A new poll suggests appetite for a divorce from the monarchy is on the rise. But before we move to a referendum, there are a few things to get in place first, write Lewis Holden.
Two months ago the result of Britain’s EU referendum was fresh and I wrote that despite Britain’s apparent move away from Europe, the sentiment behind having a New Zealander as head of state hasn’t gone away.
It turns out I was wrong – in fact, Brexit and the failure of the flag referendum seem to have lit the fire. The latest poll by David Farrar’s Curia Market Research for New Zealand Republic has found that when asked what their preference was for New Zealand’s next head of state, only 34% of the 1,000 respondents wanted the next British monarch. It found 44% wanted a directly elected head of state and 15% wanted a New Zealander chosen by a two-thirds majority in parliament.
In total 59% of respondents support change. This is a 12% increase since last year’s poll asking the same question. Since then we have seen two royal visits, the Queen’s 90th, the Brexit vote, the flag debate, the Rugby World Cup and the Olympics. In the past fortnight outgoing Governor-General Sir Jerry Mateparae made it clear that he too thought it was inevitable that New Zealand will become a republic.

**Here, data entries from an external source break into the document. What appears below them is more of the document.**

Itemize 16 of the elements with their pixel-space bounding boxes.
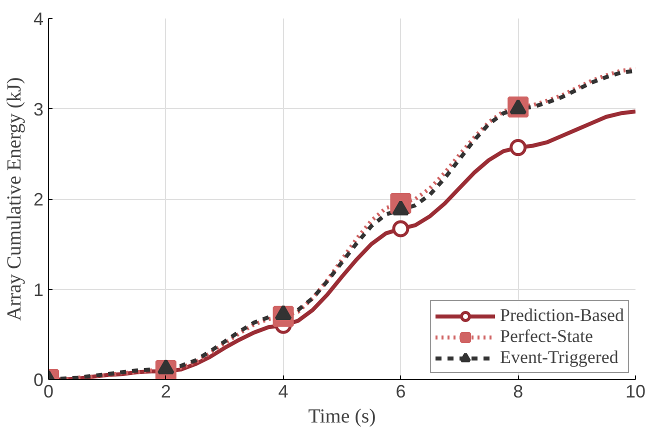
x-tick-label: 6 [396,382,406,402]
y-axis-title: Array Cumulative Energy (kJ) [3,77,26,321]
x-tick-label: 4 [278,382,288,402]
point [392,220,410,238]
x-tick-label: 8 [513,382,524,402]
x-tick-label: 10 [625,382,646,402]
y-tick-label: 3 [33,99,44,120]
point [510,139,527,156]
legend-label: Perfect-State [500,326,593,347]
y-tick-label: 2 [33,190,44,210]
legend-label: Prediction-Based [500,305,624,326]
y-tick-label: 4 [33,9,44,29]
legend-label: Event-Triggered [500,347,618,368]
x-tick-label: 2 [160,382,171,402]
y-tick-label: 1 [33,280,44,300]
x-axis-title: Time (s) [308,406,376,428]
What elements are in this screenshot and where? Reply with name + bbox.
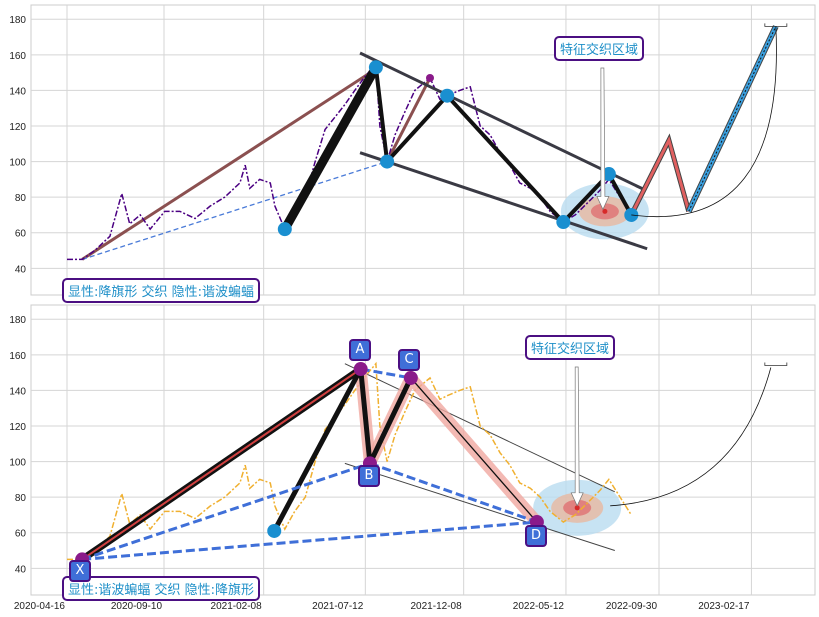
x-tick-label: 2021-02-08 — [211, 601, 263, 612]
channel-lower — [359, 151, 648, 251]
y-tick-label: 40 — [15, 564, 27, 575]
plot-area — [30, 4, 816, 296]
zone-arrow — [596, 67, 610, 211]
y-tick-label: 60 — [15, 229, 27, 240]
pattern-point — [403, 370, 418, 385]
target-marker — [764, 23, 788, 27]
target-marker — [764, 362, 788, 366]
x-tick-label: 2023-02-17 — [698, 601, 750, 612]
y-tick-label: 80 — [15, 193, 27, 204]
y-tick-label: 160 — [9, 51, 26, 62]
y-tick-label: 180 — [9, 315, 26, 326]
dashed-bd — [369, 461, 538, 524]
zone-arrow — [570, 366, 584, 507]
zone-label-bottom: 特征交织区域 — [525, 335, 616, 360]
pivot-point — [277, 222, 292, 237]
y-tick-label: 80 — [15, 493, 27, 504]
zone-label-top: 特征交织区域 — [554, 36, 645, 61]
y-tick-label: 100 — [9, 458, 26, 469]
channel-lower — [344, 462, 615, 551]
zone-ellipse — [574, 505, 580, 511]
y-tick-label: 40 — [15, 264, 27, 275]
y-tick-label: 180 — [9, 15, 26, 26]
target-arc — [610, 367, 772, 507]
x-tick-label: 2021-12-08 — [411, 601, 463, 612]
zone-ellipse — [602, 208, 608, 214]
point-label-c: C — [398, 349, 420, 371]
y-tick-label: 160 — [9, 351, 26, 362]
pivot-point — [556, 215, 571, 230]
channel-upper — [344, 363, 616, 493]
pivot-point — [380, 154, 395, 169]
x-tick-label: 2022-09-30 — [606, 601, 658, 612]
y-tick-label: 120 — [9, 422, 26, 433]
flag-zigzag — [373, 67, 634, 225]
y-tick-label: 100 — [9, 158, 26, 169]
dashed-xb — [81, 461, 371, 561]
projection-red — [629, 136, 691, 216]
x-tick-label: 2020-09-10 — [111, 601, 163, 612]
point-label-a: A — [349, 339, 371, 361]
dashed-line — [81, 160, 388, 261]
leg-cd — [410, 377, 538, 523]
pattern-label-top: 显性:降旗形 交织 隐性:谐波蝙蝠 — [62, 278, 261, 303]
y-tick-label: 140 — [9, 386, 26, 397]
harmonic-point — [426, 73, 434, 82]
pivot-point — [601, 167, 616, 182]
pivot-point — [440, 88, 455, 103]
flag-pole — [280, 65, 380, 232]
y-tick-label: 120 — [9, 122, 26, 133]
pattern-label-bottom: 显性:谐波蝙蝠 交织 隐性:降旗形 — [62, 576, 261, 601]
pivot-point — [368, 60, 383, 75]
point-label-x: X — [69, 560, 91, 582]
dashed-ac — [360, 367, 412, 380]
pattern-point — [353, 362, 368, 377]
projection-blue — [686, 25, 778, 213]
flag-pole — [272, 367, 363, 533]
x-tick-label: 2020-04-16 — [14, 601, 66, 612]
y-tick-label: 60 — [15, 529, 27, 540]
leg-xa — [81, 368, 362, 561]
point-label-b: B — [358, 465, 380, 487]
flag-start-point — [267, 523, 282, 538]
x-tick-label: 2021-07-12 — [312, 601, 364, 612]
dashed-xd — [82, 520, 538, 561]
point-label-d: D — [525, 525, 547, 547]
target-arc — [631, 26, 777, 217]
plot-area — [30, 304, 816, 596]
y-tick-label: 140 — [9, 86, 26, 97]
channel-upper — [359, 51, 646, 192]
x-tick-label: 2022-05-12 — [513, 601, 565, 612]
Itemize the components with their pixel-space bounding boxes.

Of course it’s too early to say there’s a trend of majority support for change. This may be a rogue poll. But the numbers do seem to be heading that way. The Queen’s 90th has also reminded us that the popular monarch isn’t going to be on the throne forever. And that means we’re heading towards another referendum campaign. Think of the twists and turns of the flag referendum with all the criticisms of the process. But worse.
And if the Australian republic referendum and our own flag debate are anything to go by, without an absolutely overwhelming majority for an alternative, change won’t succeed. We should get used to singing God Save the King to Charles III and Queen Camilla. A bleak analysis, but looking deeper into the numbers it’s possible.

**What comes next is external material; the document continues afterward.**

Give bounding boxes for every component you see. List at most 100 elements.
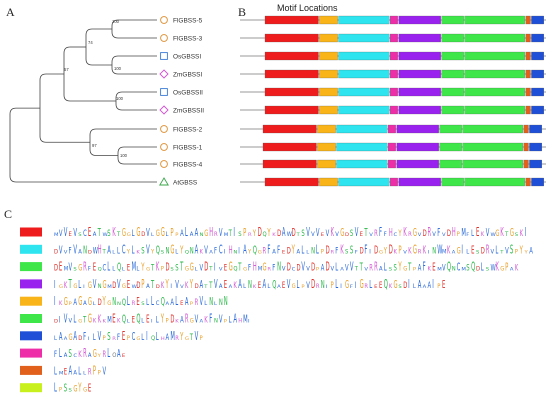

While direct election of a titular head of state works for fellow Westminster systems such as the Republic of Ireland, for it to succeed at a referendum New Zealanders will have to get past their dislike of politicians. The President of Ireland is more often than not a former politician. Beloved, sure – and arguably just like our Governor-General. Yet one of the great ironies of the Australian republic referendum was that while the public rejected a head of state chosen by parliament, voters clearly didn’t want a politician as head of state, which is a likely outcome from directly electing the role.
So, much like the flag debate, we have to get the process right to begin with and set the framework from the get go. If we want to go down the parliamentary election path, we could simply start choosing the Governor-General by a two-thirds majority. That would put in place a process to choose our actual head of State in future and mean any future referendum would simply carry that process over. If we wanted to go down the direct election path, that could be achieved at a later date, probably if we adopted an entrenched constitution (interestingly, this is pretty much what Ireland did).

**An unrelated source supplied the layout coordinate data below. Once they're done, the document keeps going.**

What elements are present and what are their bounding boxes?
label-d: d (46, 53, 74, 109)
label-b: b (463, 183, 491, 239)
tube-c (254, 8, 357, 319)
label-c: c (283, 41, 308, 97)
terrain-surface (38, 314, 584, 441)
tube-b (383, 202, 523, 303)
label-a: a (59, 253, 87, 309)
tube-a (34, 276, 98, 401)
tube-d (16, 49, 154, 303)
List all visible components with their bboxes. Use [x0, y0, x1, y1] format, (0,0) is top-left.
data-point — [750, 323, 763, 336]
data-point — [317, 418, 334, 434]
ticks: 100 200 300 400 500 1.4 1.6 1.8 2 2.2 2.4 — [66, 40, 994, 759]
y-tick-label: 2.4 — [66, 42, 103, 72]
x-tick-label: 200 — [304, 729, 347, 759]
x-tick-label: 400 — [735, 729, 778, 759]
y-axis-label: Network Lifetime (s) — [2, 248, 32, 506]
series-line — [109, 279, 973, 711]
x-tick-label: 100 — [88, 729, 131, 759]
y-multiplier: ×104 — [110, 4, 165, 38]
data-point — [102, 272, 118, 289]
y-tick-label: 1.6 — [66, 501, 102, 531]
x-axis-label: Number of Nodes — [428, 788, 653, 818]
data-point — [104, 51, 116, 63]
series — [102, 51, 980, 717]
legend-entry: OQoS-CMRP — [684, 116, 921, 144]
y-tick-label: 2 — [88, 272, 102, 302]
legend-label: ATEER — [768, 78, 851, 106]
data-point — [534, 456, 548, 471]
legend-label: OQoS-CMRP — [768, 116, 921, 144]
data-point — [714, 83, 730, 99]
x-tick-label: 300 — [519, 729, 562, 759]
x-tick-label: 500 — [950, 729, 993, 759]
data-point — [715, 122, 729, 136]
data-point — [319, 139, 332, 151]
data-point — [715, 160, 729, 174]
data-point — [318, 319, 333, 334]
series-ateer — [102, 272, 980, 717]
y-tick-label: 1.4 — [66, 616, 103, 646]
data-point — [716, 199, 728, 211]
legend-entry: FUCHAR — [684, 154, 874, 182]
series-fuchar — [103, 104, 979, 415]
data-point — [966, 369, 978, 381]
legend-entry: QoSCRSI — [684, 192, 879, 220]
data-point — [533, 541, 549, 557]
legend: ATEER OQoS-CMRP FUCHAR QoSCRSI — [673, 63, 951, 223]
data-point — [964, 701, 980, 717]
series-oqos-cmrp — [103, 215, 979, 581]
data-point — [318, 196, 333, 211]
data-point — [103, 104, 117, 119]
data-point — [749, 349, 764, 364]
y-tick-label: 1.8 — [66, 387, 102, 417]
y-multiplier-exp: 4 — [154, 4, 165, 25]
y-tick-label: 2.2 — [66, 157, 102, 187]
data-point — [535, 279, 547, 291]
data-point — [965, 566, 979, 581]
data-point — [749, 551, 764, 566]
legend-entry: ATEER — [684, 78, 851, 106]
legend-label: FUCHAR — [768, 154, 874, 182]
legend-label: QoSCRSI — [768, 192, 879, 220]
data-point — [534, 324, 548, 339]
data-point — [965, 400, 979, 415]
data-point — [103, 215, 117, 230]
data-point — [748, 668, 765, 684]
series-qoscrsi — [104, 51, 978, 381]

Or, if we are committed to direct election, we clarify the powers of the Governor-General in law. This will involve a lot of legal wrangling, but is necessary if we have someone who potentially could claim their popular mandate overrides established constitutional conventions. We could also do as many other countries have done and ban sitting members of parliament, or even former members of parliament, from being head of state. That would have the advantage of preventing another Keith Holyoake type scenario, where a sitting Cabinet minister was promoted to Government House.
These sorts of minor changes become imperative as the head of state debate heats up. As we all learned from the flag debate, even if you’re not in favour of change, it’s more important that we do it right the first time rather than having to repeat the process ad nausea.
Lewis Holden is a former National candidate for Rimutaka, a former chair of New Zealand Republic, and current chair of Change the NZ Flag.